Les assassinats récents d'un gouverneur et d'un ministre ont créé une onde de choc au Pakistan. Pour contrer les menaces des islamistes, des progressistes s'organisent.

Quand Marvi Sirmed, employée des Nations unies au Pakistan, a voulu organiser une cérémonie à la mémoire de Salman Taseer, gouverneur de la province du Penjab assassiné par un islamiste début janvier, elle pensait que les personnalités se bousculeraient. Mais la réponse à son invitation l'a maintes fois laissée sans voix.

«Salman Taseer a eu ce qu'il méritait. La défense de l'islam est en jeu. Si vous ne comprenez pas ça, allez vivre ailleurs», lui a lancé, furieux, le sénateur Humayun Mandokhel, élu de la province occidentale du Baloutchistan.
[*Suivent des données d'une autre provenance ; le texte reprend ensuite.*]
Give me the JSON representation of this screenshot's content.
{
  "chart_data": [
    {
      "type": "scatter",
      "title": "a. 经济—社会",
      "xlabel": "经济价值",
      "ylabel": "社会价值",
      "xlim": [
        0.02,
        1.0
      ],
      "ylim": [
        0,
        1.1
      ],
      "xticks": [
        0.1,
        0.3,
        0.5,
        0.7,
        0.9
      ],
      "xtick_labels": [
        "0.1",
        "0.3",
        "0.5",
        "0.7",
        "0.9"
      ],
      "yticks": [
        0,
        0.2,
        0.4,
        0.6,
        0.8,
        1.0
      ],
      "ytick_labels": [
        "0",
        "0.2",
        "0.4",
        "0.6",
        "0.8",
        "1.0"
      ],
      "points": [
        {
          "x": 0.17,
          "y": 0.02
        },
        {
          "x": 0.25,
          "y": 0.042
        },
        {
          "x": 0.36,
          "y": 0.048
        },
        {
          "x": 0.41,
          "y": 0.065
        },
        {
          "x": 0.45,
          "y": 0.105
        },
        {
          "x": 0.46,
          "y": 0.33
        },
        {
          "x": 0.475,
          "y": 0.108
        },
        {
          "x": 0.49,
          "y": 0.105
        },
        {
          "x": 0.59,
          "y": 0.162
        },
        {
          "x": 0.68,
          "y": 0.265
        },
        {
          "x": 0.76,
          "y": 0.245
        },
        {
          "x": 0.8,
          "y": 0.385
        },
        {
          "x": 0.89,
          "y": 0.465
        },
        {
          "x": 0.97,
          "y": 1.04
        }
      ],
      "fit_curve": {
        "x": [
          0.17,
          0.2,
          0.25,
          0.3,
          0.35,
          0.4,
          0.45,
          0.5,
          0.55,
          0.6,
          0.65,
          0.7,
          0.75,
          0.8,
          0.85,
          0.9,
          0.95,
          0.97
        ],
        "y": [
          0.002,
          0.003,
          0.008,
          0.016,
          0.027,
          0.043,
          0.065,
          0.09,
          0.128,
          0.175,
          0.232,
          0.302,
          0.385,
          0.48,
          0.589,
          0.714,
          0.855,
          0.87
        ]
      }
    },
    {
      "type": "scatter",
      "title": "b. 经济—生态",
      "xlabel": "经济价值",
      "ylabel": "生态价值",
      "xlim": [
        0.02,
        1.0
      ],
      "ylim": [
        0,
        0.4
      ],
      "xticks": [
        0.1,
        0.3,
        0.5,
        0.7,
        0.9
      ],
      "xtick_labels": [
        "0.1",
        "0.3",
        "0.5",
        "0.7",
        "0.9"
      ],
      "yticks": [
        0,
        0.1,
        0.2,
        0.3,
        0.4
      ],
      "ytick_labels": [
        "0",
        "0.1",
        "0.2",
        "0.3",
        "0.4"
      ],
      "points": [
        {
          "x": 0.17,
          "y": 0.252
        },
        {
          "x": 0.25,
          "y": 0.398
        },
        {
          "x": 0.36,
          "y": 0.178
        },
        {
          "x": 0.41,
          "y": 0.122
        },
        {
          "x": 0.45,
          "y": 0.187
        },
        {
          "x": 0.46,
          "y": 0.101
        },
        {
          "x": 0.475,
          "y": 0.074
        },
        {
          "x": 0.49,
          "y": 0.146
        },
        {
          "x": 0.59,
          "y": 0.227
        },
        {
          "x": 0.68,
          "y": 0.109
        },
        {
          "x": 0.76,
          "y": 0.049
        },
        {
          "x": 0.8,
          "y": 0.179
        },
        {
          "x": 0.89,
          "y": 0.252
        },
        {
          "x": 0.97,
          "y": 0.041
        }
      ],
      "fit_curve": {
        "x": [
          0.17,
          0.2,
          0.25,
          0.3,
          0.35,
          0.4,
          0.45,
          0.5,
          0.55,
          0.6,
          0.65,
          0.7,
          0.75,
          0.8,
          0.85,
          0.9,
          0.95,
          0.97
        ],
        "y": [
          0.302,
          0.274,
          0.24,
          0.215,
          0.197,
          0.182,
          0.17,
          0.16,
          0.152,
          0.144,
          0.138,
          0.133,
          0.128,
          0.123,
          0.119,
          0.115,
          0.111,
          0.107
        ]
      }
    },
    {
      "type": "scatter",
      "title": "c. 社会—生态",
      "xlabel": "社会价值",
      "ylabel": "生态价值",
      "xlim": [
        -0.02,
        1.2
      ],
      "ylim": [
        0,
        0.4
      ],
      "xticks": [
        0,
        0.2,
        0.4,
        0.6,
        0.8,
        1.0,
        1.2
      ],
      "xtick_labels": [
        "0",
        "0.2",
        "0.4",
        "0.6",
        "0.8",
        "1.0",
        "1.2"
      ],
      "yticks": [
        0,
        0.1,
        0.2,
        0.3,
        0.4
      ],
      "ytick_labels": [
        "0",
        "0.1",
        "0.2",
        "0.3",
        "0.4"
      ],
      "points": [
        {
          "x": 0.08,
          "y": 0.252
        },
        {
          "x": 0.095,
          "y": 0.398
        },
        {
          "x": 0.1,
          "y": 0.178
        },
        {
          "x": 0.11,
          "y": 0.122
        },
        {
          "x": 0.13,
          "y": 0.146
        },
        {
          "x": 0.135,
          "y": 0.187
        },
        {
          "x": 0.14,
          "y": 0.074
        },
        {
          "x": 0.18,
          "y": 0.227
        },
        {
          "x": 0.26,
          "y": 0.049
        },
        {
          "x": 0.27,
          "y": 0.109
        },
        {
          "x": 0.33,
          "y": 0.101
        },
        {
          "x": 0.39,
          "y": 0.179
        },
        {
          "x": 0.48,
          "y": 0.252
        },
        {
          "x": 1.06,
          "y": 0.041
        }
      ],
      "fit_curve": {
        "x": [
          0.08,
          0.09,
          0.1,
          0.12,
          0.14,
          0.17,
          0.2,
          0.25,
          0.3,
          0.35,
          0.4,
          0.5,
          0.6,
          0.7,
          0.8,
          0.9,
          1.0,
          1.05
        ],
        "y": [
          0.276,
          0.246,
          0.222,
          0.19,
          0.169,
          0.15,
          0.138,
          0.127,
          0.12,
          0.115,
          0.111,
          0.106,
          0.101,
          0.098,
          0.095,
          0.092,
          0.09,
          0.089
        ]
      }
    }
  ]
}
Quelques jours plus tard, devant le Sénat, Humayun Mandokhel a accusé Marvi Sirmed de blasphème: elle a qualifié Salman Taseer de «shahid», de martyr, alors que c'était un blasphémateur, a-t-il fait valoir devant ses collègues. Une déclaration synonyme d'appel au meurtre contre cette Pakistanaise de 39 ans.

À l'origine de la confrontation se trouve la «loi du blasphème». Ce texte, en vigueur depuis 1982, condamne à mort ou à la prison à vie toute personne coupable d'avoir manqué de respect au prophète ou au Coran. Jusqu'à l'an dernier, cette loi n'avait pas créé de profondes controverses.

La condamnation à mort pour blasphème le 8 novembre 2010 d'Asia Bibi, paysanne catholique, a mis le feu aux poudres. Les progressistes, Salman Taseer en tête, dénoncent un procès expéditif. Pour eux, cette affaire est une querelle de voisinage qui a mal tourné entre des paysannes musulmanes et une chrétienne. Ils réclament l'abrogation de la loi. Shahbaz Bhatti, ministre des Minorités, leur emboîte le pas.

Pays coupé en deux

Pas question, répondent les partis islamistes. Pour eux, ce texte protège l'honneur du prophète. Ils mobilisent leurs militants dans des manifestations dans tout le pays. Des religieux appellent à tuer le gouverneur du Penjab.

Le 4 janvier, Salman Taseer est abattu par son garde du corps. Le 2 mars, Shahbaz Bhatti tombe sous les balles des talibans. Depuis, le pays est coupé en deux: d'un côté, les islamistes clament que les deux hommes méritaient de mourir. De l'autre, les progressistes crient à la liberté en danger et tentent de se faire entendre.

«Avec ces meurtres, les radicaux tentent de nous intimider», constate Marvi Sirmed. La jeune femme fait partie du collectif Citizens for Democracy. Ce groupe a un blogue et une page sur Facebook. Il regroupe 78 organisations, dont des centres universitaires et des syndicats.

Avec Citizens for Democracy, Mme Sirmed a porté plainte contre un religieux de Karachi qui offre une récompense à ceux qui assassinent des soi-disant blasphémateurs. Sous pression, il est revenu sur ses propos. Pour Marvi Sirmed, c'est une première victoire: «Il faut continuer même si c'est difficile de trouver un avocat. Soit ils sont pour la loi du blasphème, soit ils ont peur des islamistes.»

Stratégie

Pour Khadim Hussain, universitaire qui dirige la fondation Baacha Khan, il faut une stratégie à long terme pour changer les mentalités. Son organisation, financée par la Norvège et des citoyens pakistanais, regroupe 14 écoles dans le nord-ouest du pays. Celles-ci, dit-il, enseignent ce que le système public n'inculque pas: l'esprit critique et le raisonnement. «C'est ça qui nourrit l'extrémisme, constate M. Hussain. Il faut commencer par là pour empêcher les terroristes de recruter.»

Dans les salles de classe, les enseignants appliquent plusieurs méthodes: «Nous demandons aux élèves de répertorier les violations des droits de la personne dans leur village et d'en faire un exposé. Ils prennent ainsi conscience de ce que c'est et apprennent à raisonner.»

Prochaine étape: convaincre le système public de reprendre ces méthodes. Mais le gouvernement reste inerte. Après le meurtre de Shahbaz Bhatti, il n'a annoncé aucune mesure pour contrer les extrémistes. «Ce n'est pas une priorité de la classe politique, déplore Khadim Hussain. Elle est trop occupée par des problèmes immédiats comme la hausse du prix du carburant. Et l'armée refuse de démanteler ces groupes armés. Elle est obsédée par la menace indienne et perçoit ces terroristes comme des alliés capables de frapper sur le territoire indien.»

Sa bataille, reconnaît-il, sera longue.